The Official Newspaper of the Diocese of Little Rock

Parishioners certified in Ignatian tradition to help others

Trained spiritual directors now available to support laity on religious journey

Published: June 16, 2016      
Aprille Hanson
Vocations Director Msgr. Scott Friend hugs Chris Thomas, a member of St. Edward Church in Texarkana, during Mass June 11 while presenting her certificate for completing the first diocesan spiritual direction course.

As Debbie Eckert walked up the steps toward the altar at Morris Hall Chapel at St. John Center in Little Rock, she could not hold back tears as she received her graduation certificate as a spiritual director. It was the end to a long journey of studying theology and spiritual exercises, but it’s far from over for her or the 30 other participants — they have some selling to do.

“It’s about drawing more people to Jesus,” Eckert said. “To me, I’m like a salesman for Jesus.”

A June 11 Mass marked the completion of the diocese’s first class from the School of Spiritual Direction offered through the Faith Formation Office. Thanks to the three-year program offered in both English and Spanish, the diocese has 24 new certified spiritual directors trained in the Ignatian tradition to work with individuals who seek guidance in their personal faith. Seven other students participated in the program but didn’t earn their certification. The class included lay women and men, deacons and one retired priest, Father Robert Dienert.

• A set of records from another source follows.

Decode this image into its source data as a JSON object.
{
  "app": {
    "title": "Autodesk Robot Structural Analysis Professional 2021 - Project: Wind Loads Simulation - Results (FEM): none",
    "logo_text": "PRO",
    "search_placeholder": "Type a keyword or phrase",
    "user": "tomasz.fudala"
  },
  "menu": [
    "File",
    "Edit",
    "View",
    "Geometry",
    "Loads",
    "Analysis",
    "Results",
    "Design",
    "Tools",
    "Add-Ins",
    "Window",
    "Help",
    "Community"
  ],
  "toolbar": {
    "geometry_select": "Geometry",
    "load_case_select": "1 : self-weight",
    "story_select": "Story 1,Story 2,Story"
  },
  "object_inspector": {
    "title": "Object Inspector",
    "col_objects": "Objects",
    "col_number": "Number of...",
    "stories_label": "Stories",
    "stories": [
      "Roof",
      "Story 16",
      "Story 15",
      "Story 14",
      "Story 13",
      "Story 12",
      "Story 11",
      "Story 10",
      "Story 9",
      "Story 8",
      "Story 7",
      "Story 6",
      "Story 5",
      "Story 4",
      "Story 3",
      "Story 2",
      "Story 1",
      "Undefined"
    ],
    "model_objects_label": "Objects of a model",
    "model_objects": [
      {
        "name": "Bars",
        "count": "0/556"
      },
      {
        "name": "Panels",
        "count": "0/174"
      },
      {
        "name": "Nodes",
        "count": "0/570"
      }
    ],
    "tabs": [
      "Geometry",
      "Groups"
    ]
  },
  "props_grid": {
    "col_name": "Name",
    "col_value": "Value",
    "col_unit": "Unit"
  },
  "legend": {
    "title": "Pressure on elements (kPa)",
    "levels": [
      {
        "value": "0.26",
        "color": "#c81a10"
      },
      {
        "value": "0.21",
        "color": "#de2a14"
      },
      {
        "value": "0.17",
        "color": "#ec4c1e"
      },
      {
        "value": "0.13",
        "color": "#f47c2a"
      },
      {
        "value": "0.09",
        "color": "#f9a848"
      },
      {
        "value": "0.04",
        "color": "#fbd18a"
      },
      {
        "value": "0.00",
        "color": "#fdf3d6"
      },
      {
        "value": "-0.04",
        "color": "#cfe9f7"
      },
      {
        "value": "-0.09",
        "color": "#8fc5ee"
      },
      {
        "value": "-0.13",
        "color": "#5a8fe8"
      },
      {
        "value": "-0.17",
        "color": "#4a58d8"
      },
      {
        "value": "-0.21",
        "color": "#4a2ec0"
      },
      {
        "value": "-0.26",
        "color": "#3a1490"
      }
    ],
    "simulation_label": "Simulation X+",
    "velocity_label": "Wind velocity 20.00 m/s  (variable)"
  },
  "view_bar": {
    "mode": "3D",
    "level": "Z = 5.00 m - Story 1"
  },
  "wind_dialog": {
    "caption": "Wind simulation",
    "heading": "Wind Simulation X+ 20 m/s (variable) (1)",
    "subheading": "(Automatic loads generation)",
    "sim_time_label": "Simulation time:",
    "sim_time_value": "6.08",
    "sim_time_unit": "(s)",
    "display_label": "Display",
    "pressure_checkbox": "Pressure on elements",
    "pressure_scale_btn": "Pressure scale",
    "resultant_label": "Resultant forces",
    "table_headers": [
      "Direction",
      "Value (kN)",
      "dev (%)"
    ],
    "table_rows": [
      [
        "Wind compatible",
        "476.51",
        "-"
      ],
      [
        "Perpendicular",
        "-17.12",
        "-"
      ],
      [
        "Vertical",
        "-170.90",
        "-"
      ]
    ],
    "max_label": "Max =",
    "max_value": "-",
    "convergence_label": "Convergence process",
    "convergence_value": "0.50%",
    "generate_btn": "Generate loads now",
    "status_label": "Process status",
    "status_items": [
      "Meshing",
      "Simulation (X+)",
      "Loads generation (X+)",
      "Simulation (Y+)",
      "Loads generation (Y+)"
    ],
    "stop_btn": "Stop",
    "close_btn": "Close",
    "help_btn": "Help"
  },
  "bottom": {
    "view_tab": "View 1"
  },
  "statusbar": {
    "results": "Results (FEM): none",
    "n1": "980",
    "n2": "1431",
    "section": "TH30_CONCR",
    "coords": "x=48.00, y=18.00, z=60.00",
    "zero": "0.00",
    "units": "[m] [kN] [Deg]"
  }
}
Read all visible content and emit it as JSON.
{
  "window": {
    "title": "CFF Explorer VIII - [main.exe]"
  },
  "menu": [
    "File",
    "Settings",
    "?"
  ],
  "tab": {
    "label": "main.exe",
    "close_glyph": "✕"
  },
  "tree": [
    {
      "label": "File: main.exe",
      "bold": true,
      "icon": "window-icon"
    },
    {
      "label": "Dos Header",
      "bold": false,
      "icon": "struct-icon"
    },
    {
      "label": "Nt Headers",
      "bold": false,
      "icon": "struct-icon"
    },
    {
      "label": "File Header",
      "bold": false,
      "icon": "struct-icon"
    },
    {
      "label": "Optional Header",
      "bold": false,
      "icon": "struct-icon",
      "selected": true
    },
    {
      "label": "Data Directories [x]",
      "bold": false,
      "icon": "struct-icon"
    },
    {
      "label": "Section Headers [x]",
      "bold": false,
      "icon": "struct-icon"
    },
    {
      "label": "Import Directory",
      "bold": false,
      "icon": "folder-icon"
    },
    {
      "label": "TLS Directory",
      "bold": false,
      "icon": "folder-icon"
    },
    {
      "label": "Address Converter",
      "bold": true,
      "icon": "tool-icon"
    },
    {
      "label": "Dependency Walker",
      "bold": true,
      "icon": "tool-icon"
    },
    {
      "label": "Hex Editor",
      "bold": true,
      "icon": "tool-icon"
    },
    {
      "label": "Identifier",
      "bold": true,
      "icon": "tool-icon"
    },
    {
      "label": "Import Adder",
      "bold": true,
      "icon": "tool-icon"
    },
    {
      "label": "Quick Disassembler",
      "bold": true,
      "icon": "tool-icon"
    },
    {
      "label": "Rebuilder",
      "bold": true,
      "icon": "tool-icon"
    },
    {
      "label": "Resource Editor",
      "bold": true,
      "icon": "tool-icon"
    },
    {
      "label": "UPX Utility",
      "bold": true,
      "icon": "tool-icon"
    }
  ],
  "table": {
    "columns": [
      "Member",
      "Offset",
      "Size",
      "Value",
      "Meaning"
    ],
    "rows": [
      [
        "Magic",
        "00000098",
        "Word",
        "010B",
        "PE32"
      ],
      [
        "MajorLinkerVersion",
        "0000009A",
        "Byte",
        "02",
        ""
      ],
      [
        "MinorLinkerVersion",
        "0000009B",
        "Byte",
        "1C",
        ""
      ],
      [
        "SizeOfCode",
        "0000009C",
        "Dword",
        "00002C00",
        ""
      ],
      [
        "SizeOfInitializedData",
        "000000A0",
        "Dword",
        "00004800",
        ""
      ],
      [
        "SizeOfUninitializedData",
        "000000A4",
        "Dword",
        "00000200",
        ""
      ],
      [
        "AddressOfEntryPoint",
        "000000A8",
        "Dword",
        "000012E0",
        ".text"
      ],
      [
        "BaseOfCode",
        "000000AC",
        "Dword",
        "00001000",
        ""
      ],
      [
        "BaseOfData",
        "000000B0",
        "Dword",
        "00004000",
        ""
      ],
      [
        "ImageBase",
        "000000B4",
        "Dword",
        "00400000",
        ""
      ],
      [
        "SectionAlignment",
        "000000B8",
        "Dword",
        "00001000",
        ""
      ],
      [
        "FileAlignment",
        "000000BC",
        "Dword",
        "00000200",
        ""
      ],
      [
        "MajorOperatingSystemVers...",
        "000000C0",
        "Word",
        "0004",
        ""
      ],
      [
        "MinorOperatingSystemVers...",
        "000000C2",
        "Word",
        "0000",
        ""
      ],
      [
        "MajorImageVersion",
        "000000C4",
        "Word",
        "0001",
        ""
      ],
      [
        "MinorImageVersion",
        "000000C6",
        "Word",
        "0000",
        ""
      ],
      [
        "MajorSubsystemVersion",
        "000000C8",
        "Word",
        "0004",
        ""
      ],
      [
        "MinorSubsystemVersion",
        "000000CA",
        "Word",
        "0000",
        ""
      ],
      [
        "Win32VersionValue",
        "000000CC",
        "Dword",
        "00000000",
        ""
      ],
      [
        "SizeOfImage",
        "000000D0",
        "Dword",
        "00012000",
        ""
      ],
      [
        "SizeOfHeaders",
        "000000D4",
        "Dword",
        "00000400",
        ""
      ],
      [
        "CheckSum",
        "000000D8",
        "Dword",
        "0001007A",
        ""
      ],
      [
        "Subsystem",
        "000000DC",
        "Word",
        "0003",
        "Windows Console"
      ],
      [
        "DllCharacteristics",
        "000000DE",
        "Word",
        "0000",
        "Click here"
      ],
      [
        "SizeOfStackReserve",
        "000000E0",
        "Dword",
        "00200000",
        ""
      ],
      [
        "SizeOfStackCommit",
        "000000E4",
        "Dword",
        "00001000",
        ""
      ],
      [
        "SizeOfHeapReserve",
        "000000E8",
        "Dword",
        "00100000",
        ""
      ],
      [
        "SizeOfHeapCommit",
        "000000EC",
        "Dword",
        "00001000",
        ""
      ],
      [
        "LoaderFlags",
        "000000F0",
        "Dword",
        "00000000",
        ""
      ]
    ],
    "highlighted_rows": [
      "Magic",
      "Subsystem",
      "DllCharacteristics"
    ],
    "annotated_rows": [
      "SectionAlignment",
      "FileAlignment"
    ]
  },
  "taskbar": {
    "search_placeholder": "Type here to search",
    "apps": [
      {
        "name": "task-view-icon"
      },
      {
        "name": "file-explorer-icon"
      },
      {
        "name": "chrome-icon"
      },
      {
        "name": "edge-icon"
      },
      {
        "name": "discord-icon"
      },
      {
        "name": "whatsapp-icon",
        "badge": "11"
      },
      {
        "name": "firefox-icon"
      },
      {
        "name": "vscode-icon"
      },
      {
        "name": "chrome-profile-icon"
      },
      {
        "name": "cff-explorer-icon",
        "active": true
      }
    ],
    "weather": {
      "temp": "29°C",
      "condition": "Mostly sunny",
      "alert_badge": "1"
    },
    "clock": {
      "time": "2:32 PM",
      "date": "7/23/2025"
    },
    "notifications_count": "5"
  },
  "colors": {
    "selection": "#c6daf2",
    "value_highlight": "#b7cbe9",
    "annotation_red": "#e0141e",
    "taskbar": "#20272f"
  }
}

“Both groups have been fantastic, super dedicated to their studies, to their prayer life. It really has been a great group of people to work with,” said Deacon Chuck Ashburn, recently named the assistant director for development and academic advising in the Office of Vocations and Seminarians. He was previously director of the Office of Faith Formation and Permanent Diaconate Formation. “They’re really what made this program so successful.”

At its core, spiritual direction helps someone find out where they are on their faith journey and helping them grow in that faith, said Eckert, a parishioner at St. Joseph Church in Conway.

“I had been in spiritual direction myself. It had benefited me so much personally, it has given me such freedom,” Eckert said. “You want other people to experience that freedom, that relationship with Jesus.”

Diocesan vocations director Msgr. Scott Friend and assistant vocations director Father Rubén Quinteros concelebrated the bilingual Mass along with Father Dienert. Ashburn said the program was the “brainchild” of Msgr. Friend, who gave a homily that both quizzed the new directors on what they’ve learned and gave them advice for the future.

“We come to a place in our life where God calls us to be a voice for him, to help enrich, to help come to him. He’s chosen us,” Msgr. Friend said, adding that God is the guiding force in all spiritual direction. “We’re not capable of doing anything without God being there to give us the grace to do it.” 

There are few dioceses who offer spiritual direction programs, most falling to religious houses like St. Scholastica Monastery in Fort Smith, Ashburn said.

The shortage of certified spiritual directors in the state made it difficult for men in the diaconate formation program, which requires candidates have a spiritual director. The need for trained people was also apparent when the diocese hosts a three-day silent retreat, which supplies a spiritual director for every four participants.

“It always has a waiting list to come to every year,” to the retreat, Ashburn said. “This year we filled up with as many people as we could take before it was even advertised,” with 30 people.

Though there are several methods used in spiritual direction, the group followed the Evocative Contemplative Method based on Ignatian spiritual exercises. Students met once a month from September to June, with the first two years focused on academic formation and learning spiritual exercises. Their formation also included silent retreats and supervised spiritual direction. Their final year was a practicum.

“Spiritual direction is something any Christian should really at least look into, someone who is able to help them walk through their spiritual journey and give maybe an outside look at where God is working in their lives,” Ashburn said. “Pope Francis says every Catholic should have a spiritual director.”

The diocese had previously announced it would start another class in the fall, but those plans are currently on hold, Ashburn said. Those receiving certification must receive continuing education and remain under supervision to maintain their spiritual directors status. For now, directors, like Roberto Perez, are grateful for the opportunity and ready to bring what they’ve learned to their parish.

“Hope is in the Father, in Jesus, the Holy Spirit to make this work a gift for the community,” said Perez, a parishioner at St. Barbara Church in DeQueen. “I feel gratitude for the love that God has in our diocese, in all parishes.”